I’ve been engaged in a long and major sort out of ‘stuff’, and am now opening boxes of things from my past, which all (well mostly) seem very dear to me. (When you first lose someone, all things seem worthless, because you would’ve given every last possession to save someone’s life; but now I feel like my possessions are precious – I haven’t got him any more, but I’ve still got my things.)
I’ve found lots of old children’s books and have just re-read one called Wish For A Pony. I can tell from my own handwriting in the front of it that I read it very young, yet the writing style seems so adult and highbrow, you can’t believe a child would have understood it all. Look at some of this vocabulary:
“The girls’ eyes paid silent homage to…”
“…no room in their burdened minds…”
“…with hearty determination.”
“…until it was abruptly terminated…”
“…wallowed placidly forward…”
“…handing over the disreputable parcel…”
“She rummaged obligingly…”
“Tamzin trailed dejectedly…”
“I’ll guarantee them as absolutely immaculate.”

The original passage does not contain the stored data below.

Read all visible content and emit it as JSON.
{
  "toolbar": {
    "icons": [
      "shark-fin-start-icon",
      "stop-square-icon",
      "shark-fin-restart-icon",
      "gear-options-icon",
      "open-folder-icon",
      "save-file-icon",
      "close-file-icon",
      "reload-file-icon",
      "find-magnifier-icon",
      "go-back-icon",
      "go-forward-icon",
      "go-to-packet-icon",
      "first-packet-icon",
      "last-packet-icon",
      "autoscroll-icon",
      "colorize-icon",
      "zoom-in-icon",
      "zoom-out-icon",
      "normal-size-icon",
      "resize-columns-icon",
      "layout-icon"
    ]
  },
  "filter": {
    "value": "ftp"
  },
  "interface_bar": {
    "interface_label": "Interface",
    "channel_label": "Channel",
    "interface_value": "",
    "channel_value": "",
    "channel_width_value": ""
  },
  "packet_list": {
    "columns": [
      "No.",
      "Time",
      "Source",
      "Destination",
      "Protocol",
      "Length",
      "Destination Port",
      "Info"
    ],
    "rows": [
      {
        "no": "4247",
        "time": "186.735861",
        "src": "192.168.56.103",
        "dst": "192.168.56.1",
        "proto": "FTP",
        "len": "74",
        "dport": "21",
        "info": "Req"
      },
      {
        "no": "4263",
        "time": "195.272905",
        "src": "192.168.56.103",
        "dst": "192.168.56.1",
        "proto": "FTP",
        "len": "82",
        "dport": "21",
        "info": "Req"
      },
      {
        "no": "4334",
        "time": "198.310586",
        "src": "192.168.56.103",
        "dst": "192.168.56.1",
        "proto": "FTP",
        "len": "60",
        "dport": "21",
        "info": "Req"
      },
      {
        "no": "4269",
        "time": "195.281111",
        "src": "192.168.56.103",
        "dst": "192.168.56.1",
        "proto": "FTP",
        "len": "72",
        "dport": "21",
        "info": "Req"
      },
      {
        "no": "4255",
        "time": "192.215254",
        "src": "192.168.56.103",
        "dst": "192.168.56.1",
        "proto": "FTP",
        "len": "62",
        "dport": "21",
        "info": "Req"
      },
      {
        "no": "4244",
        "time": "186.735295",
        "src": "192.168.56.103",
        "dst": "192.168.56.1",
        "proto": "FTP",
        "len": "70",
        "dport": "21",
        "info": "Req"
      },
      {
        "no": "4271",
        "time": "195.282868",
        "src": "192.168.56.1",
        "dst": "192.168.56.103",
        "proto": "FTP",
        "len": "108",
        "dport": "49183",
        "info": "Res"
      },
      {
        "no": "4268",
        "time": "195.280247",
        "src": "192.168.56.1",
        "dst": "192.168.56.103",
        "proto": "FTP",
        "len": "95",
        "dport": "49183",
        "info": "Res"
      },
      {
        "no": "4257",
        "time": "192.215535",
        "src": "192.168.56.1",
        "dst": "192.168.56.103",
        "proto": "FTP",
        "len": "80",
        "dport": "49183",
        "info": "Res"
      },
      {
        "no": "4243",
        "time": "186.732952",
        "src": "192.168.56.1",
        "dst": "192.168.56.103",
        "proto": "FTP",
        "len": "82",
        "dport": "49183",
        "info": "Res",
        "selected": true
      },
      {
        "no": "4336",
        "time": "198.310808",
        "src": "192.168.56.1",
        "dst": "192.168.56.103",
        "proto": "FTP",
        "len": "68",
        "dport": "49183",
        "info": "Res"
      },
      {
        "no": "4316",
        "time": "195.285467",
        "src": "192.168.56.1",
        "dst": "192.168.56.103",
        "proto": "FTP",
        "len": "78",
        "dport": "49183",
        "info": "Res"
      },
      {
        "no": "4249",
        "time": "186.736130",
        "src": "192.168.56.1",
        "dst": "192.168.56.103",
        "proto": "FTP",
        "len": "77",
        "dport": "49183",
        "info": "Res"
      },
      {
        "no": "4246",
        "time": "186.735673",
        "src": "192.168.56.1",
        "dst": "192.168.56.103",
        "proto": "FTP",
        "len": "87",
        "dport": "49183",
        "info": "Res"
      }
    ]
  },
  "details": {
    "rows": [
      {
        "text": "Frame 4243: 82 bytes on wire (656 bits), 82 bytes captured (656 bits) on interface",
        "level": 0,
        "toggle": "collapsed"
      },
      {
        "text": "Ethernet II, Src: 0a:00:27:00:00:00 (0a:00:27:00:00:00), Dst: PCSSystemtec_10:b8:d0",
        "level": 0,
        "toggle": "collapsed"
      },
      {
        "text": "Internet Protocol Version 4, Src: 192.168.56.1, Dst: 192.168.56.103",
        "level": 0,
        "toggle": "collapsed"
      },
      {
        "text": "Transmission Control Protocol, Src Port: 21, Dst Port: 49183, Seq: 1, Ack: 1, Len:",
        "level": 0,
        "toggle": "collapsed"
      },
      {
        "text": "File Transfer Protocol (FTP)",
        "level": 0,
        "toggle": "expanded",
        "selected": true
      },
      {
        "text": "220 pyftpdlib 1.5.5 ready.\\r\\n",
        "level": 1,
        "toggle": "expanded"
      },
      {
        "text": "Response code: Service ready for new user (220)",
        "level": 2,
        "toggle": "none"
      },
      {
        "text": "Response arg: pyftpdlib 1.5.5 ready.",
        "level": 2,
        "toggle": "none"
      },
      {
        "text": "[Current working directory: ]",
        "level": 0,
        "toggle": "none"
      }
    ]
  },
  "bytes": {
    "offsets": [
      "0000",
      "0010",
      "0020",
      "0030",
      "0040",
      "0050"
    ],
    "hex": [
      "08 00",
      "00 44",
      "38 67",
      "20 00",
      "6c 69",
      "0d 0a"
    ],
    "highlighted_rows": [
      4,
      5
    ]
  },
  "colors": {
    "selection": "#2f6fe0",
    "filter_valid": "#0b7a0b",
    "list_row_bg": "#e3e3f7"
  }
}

So I’m reading this, when in my kiddy handwriting I’ve misspelled ‘white’ as ‘whight’? I guess that’s how you learn the language and become literate, though, by learning new words from the context.
Maybe it’s just that the writing is old-fashioned, compared to today:
“’I say!’ breathed Rissa on the threshold. ‘This is smashing!’”
Anyway, there are two girls in the book and they ride two ponies at a stables on the beach – one called Sea Pie (bay), the other Cobweb (grey).
On the same day as I found the book, I also came across two little souvenir ponies/donkeys from Corfu, made out of leather. One is brown and one is grey, so naturally they have become Sea Pie and Cobweb.
It’s sad how I’m reverting to childhood. It’s something to do with needing/getting comfort wherever you can.